Cosolini evidenzia tre aspetti.
La qualità del servizio.
L’occupazione che si dovrebbe generare.
La tutela del patrimonio comunale.
Sulla qualità del servizio ammette chiaramente di non poter dire nulla: giudicheranno i cittadini, quando si troveranno a giochi fatti sotto Hera, se la qualità è migliorata o peggiorata.
Sull’occupazione, dice che si sottoscriverà un accordo molto forte con i sindacati. Probabilmente.
Sulla tutela del patrimonio, promette che l’Amministrazione punterà a tutelarlo con questa iniziativa, ma poi non è detto che ce la faccia.
Insomma: un completo salto nel buio, però annunciato come l’Operazione del Secolo.
Cosolini è visibilmente teso e irritato: vorrebbe risultare rassicurante ma non ce la fa proprio e se ne esce con una BALLA CLAMOROSA.
Prendendosela con quelli che hanno paura che Acegas scompaia da Trieste, li attacca affermando che comunque anche se la fusione non fosse avvenuta (da notare: ne parlano sempre come di una cosa già successa anche se non è vero) qualora il Comune di Padova avesse deciso di vendere le sue quote a un privato e questo privato avesse deciso di spostare Acegas, ciò sarebbe successo in quanto Padova socio di maggioranza.
Tommasi di Vignano fa una faccia tipo “Che minchia stai dicendo?!” ma Cosolini non può vederlo e nessuno sembra notare la BALLA CLAMOROSA (per la cronaca, è Trieste a detenere la maggioranza).
Cosolini parla di un’azienda a un bivio che o dimagrisce (e non se ne parla… chi meglio di lui può sostenere questa posizione?) o “entra in un sistema”, che tradotto significa “si fa mangiare da Hera”.
Inevitabilità: d’ora in poi sarà la parola d’ordine.
E’ inevitabile che Acegas si faccia inghiottire da Hera.
Inevitabile.
Inevitabile.
Altra domanda del narratore a Cosolini: “Ma uno non potrebbe pensar male che tutte le amministrazioni comunali di Hera sono del PD?”
Testuale risposta di Cosolini: “Non è colpa mia se tutte le città più EVOLUTE del nord-Italia adesso hanno amministrazioni di centrosinistra”
Il narratore considera questa risposta esauriente e si ritiene soddisfatto.
Tocca a Pillon.
Pillon è più sicuro di sè rispetto a Cosolini, ma neppure tanto.

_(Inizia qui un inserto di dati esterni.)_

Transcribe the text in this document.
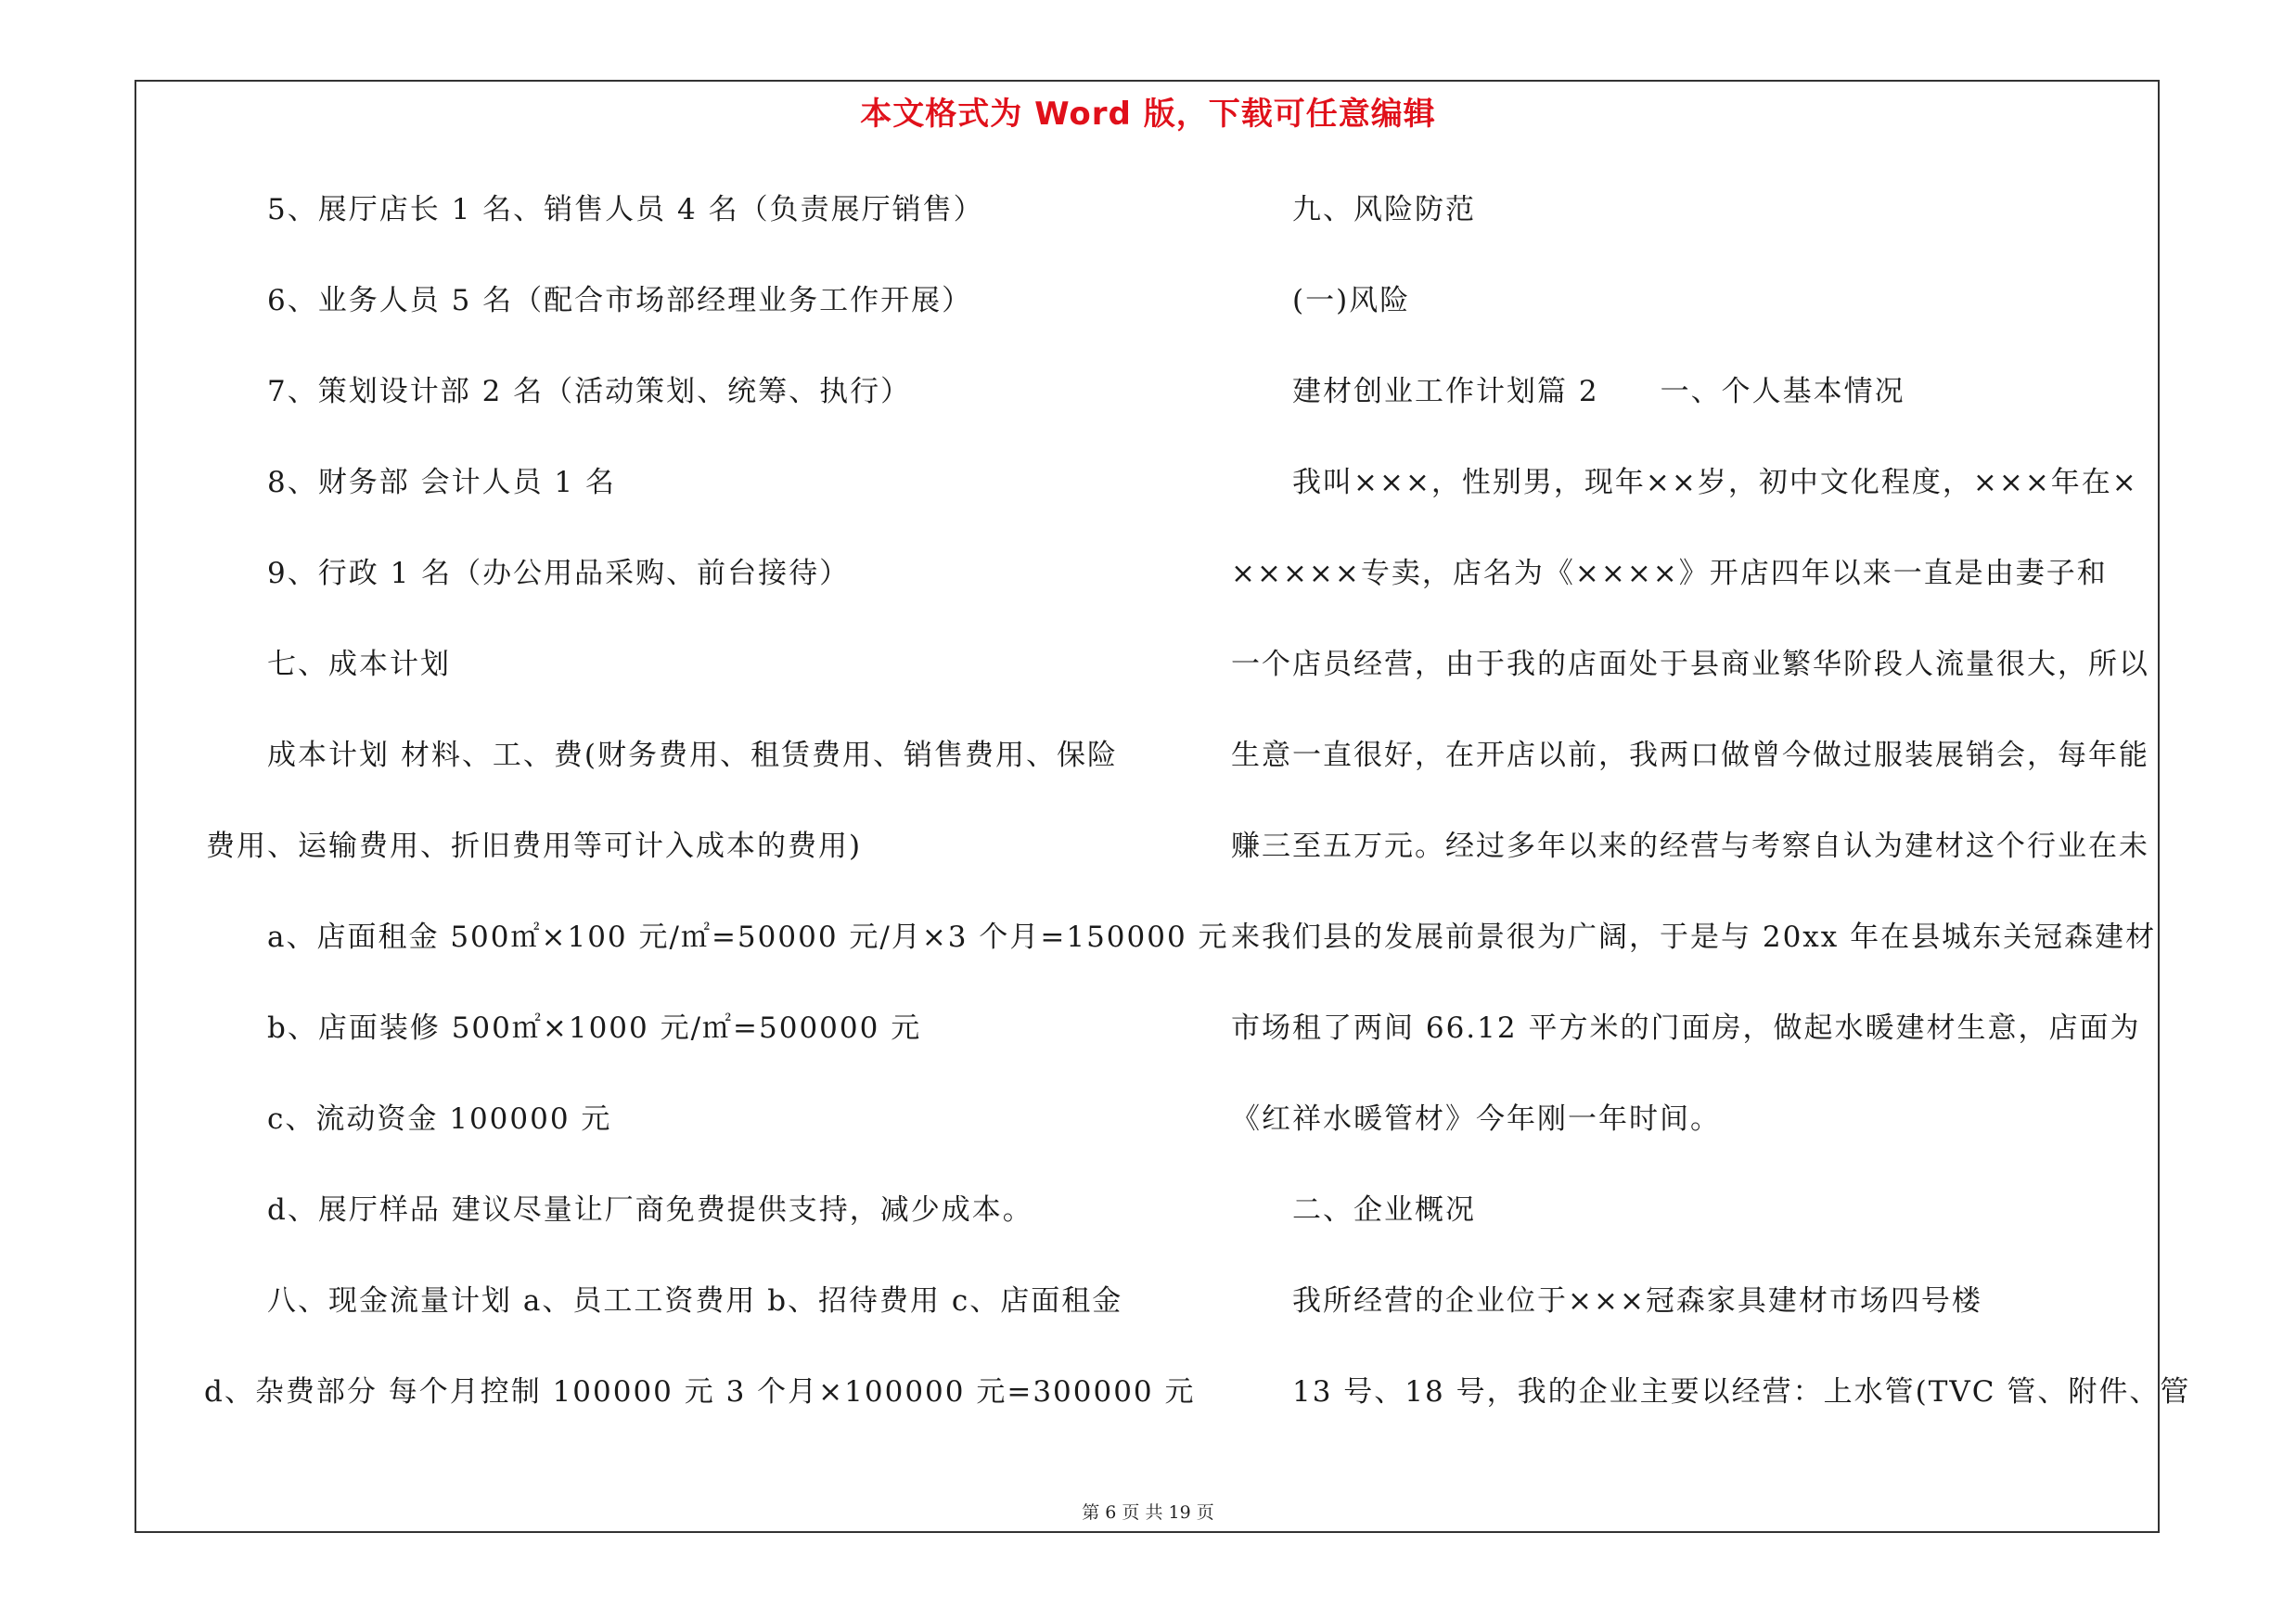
本文格式为 Word 版，下载可任意编辑
5、展厅店长 1 名、销售人员 4 名（负责展厅销售）
6、业务人员 5 名（配合市场部经理业务工作开展）
7、策划设计部 2 名（活动策划、统筹、执行）
8、财务部 会计人员 1 名
9、行政 1 名（办公用品采购、前台接待）
七、成本计划
成本计划 材料、工、费(财务费用、租赁费用、销售费用、保险
费用、运输费用、折旧费用等可计入成本的费用)
a、店面租金 500㎡×100 元/㎡=50000 元/月×3 个月=150000 元
b、店面装修 500㎡×1000 元/㎡=500000 元
c、流动资金 100000 元
d、展厅样品 建议尽量让厂商免费提供支持，减少成本。
八、现金流量计划 a、员工工资费用 b、招待费用 c、店面租金
d、杂费部分 每个月控制 100000 元 3 个月×100000 元=300000 元
九、风险防范
(一)风险
建材创业工作计划篇 2　　一、个人基本情况
我叫×××，性别男，现年××岁，初中文化程度，×××年在×
×××××专卖，店名为《××××》开店四年以来一直是由妻子和
一个店员经营，由于我的店面处于县商业繁华阶段人流量很大，所以
生意一直很好，在开店以前，我两口做曾今做过服装展销会，每年能
赚三至五万元。经过多年以来的经营与考察自认为建材这个行业在未
来我们县的发展前景很为广阔，于是与 20xx 年在县城东关冠森建材
市场租了两间 66.12 平方米的门面房，做起水暖建材生意，店面为
《红祥水暖管材》今年刚一年时间。
二、企业概况
我所经营的企业位于×××冠森家具建材市场四号楼
13 号、18 号，我的企业主要以经营：上水管(TVC 管、附件、管
第 6 页 共 19 页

Attacca un pistolotto fasullo dicendo che lui è un uomo d’azienda che guarda ai numeri e non alla politica.
Peccato per Pillon che questa operazione sia tutta politica, in quanto spetta ai Consigli Comunali di Padova e Trieste l’ultima parola, e che quindi una distinzione
tra dinamiche d’azienda e dinamiche politiche qui sia del tutto impossibile.
Una cosa del genere, poi, detta da uno che nel 2011 ha regalato al PD 54.000 Euro è alquanto grottesca.
E’ senz’altro un uomo d’azienda: un uomo d’azienda DEL PD.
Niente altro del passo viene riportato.